Gutiérrez, Salvador, Wendel, Alexander, Underwood, James
Computers and electronics in agriculture 2019 v.157 pp. 126-135
color, cultivars, disease detection, farmers, fruit maturity, fruit yield, fruits, hyperspectral imagery, lighting, mangoes, models, orchards, precision agriculture, prediction, trees
Fruit yield estimation in orchard blocks is an important objective in the context of precision agriculture, as it makes it easier for the farmer to plan ahead and efficiently use resources. Nevertheless, its implementation is labour-intensive and involves the manual counting of the fruit present in the trees. While colour (RGB) has been widely shown to be successful and arguably sufficient for yield estimation in orchards, hyperspectral imaging (HSI) shows promise for more nuanced tasks such as disease detection, cultivar classification and fruit maturity estimation.

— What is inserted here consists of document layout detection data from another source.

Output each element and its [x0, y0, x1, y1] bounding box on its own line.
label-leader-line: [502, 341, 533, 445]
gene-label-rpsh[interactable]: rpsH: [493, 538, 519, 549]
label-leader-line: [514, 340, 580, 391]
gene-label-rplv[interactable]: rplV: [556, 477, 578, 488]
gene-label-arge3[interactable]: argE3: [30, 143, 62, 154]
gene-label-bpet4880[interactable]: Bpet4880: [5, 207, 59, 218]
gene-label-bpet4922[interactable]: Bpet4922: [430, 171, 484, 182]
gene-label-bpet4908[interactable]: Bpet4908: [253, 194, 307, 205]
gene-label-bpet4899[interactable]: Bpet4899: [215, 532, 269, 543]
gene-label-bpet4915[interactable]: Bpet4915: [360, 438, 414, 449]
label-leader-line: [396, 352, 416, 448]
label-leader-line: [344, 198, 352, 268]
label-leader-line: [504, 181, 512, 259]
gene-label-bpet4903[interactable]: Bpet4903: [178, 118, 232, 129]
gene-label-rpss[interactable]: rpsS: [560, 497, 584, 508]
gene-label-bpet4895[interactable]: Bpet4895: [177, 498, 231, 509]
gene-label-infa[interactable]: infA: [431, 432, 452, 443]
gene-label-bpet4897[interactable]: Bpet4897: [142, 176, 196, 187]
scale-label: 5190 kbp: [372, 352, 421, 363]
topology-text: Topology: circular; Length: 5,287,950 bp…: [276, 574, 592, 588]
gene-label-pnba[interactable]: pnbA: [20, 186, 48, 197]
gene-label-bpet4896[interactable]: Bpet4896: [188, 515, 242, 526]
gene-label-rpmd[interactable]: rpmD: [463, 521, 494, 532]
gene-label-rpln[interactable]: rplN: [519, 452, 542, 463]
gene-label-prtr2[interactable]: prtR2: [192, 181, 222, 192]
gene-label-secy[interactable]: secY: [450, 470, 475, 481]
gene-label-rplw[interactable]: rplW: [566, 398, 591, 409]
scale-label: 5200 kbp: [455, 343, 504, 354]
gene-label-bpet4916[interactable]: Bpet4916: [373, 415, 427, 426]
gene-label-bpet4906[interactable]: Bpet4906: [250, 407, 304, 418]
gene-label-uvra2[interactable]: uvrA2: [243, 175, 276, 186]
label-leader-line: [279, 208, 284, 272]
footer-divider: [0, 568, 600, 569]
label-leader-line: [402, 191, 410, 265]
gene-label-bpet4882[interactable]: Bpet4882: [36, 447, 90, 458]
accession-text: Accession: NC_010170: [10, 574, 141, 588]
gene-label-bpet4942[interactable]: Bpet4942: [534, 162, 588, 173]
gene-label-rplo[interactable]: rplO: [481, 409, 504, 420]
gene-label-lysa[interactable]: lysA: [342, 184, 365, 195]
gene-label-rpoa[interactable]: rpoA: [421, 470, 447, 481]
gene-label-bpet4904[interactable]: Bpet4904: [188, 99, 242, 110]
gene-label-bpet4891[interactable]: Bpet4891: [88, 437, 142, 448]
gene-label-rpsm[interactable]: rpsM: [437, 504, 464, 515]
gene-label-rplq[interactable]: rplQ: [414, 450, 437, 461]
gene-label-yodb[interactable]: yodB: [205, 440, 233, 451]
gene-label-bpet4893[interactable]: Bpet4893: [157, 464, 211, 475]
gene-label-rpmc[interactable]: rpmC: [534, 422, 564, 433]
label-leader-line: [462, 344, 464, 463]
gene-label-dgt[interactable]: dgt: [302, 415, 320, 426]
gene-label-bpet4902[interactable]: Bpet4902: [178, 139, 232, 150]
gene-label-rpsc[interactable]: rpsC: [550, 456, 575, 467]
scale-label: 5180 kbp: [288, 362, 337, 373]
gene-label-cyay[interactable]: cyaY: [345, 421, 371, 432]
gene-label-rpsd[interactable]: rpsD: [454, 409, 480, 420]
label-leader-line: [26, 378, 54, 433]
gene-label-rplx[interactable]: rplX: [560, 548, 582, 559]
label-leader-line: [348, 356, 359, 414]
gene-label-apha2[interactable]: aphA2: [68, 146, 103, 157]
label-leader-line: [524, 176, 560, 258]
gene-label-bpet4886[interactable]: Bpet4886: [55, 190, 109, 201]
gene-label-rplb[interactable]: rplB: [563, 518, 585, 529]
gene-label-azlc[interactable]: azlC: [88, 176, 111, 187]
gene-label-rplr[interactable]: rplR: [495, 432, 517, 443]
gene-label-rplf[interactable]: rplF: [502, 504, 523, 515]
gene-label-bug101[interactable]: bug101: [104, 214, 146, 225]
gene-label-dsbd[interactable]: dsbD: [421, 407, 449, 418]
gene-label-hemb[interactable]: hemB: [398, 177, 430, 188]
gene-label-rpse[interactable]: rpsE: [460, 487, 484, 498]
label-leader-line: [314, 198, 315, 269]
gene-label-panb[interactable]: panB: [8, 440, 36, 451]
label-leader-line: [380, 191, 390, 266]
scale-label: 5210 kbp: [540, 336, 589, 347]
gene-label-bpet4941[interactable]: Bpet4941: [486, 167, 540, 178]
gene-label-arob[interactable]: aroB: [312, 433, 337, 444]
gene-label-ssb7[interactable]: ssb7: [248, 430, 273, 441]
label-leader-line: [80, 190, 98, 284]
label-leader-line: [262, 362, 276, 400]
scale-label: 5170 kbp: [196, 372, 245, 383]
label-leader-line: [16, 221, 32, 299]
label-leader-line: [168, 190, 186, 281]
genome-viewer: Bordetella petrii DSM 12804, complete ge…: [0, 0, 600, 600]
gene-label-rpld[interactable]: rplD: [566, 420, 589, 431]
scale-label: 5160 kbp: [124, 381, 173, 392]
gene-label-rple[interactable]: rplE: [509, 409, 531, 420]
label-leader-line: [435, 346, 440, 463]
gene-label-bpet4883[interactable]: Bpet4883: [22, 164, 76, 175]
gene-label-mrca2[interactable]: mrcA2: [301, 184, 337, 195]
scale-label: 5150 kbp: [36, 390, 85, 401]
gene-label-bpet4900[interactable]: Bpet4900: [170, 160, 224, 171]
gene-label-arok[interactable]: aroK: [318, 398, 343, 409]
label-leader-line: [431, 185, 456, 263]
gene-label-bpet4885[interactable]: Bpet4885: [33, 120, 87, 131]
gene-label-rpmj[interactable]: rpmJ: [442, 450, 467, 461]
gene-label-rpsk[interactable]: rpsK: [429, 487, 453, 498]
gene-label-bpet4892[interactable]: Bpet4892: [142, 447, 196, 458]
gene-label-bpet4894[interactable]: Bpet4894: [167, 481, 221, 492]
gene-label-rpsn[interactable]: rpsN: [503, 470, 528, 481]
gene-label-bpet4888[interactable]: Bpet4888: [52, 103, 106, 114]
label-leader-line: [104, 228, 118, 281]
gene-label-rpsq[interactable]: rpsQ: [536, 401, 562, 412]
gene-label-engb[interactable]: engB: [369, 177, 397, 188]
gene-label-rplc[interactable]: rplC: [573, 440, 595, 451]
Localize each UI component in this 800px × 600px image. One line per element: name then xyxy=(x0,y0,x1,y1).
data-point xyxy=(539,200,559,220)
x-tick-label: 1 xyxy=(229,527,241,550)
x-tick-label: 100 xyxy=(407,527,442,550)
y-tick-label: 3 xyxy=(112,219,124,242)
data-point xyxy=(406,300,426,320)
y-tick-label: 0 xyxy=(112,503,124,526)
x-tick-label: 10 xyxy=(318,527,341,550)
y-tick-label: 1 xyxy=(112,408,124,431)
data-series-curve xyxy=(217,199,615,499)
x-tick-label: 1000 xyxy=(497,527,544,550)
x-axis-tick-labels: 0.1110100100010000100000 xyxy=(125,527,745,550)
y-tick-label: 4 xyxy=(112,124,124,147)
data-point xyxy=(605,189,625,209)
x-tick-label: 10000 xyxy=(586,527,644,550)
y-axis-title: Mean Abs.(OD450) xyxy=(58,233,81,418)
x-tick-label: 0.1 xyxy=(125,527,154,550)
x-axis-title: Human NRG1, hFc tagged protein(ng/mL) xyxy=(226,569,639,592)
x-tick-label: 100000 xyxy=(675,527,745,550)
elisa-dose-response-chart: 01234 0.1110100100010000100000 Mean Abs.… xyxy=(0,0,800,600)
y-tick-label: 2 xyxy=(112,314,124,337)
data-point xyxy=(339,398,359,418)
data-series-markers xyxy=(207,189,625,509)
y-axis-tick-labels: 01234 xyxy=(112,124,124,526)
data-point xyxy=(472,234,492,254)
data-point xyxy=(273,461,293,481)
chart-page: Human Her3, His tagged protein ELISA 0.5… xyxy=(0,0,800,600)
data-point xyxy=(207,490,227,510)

Therefore, it is important to ask how appropriate is HSI for the task of yield estimation, with a view to performing all of these tasks with just one sensor. This paper presents a novel mango yield estimation pipeline using ground based line-scan HSI acquired from an unmanned ground vehicle. Hyperspectral images were collected on a commercial mango orchard block in December 2017 and pre-processed for illumination compensation. After tree delimitation and mango pixel identification, an optimisation process was carried out to obtain the best models for fruit counting, using mango counts obtained by manually counting the fruit on-tree, and using state-of-the-art RGB techniques for yield estimation. Models were validated and tested on hundreds of trees, and subsequently mapped. In testing, determination coefficients reached values of up to 0.75 against field counts (predicting 18 trees) and 0.83 against RGB mango counts (predicting 216 trees). These results suggest that line-scan HSI can be used to accurately estimate yield in orchards, especially in scenarios in which this technology is already chosen for the determination of other traits.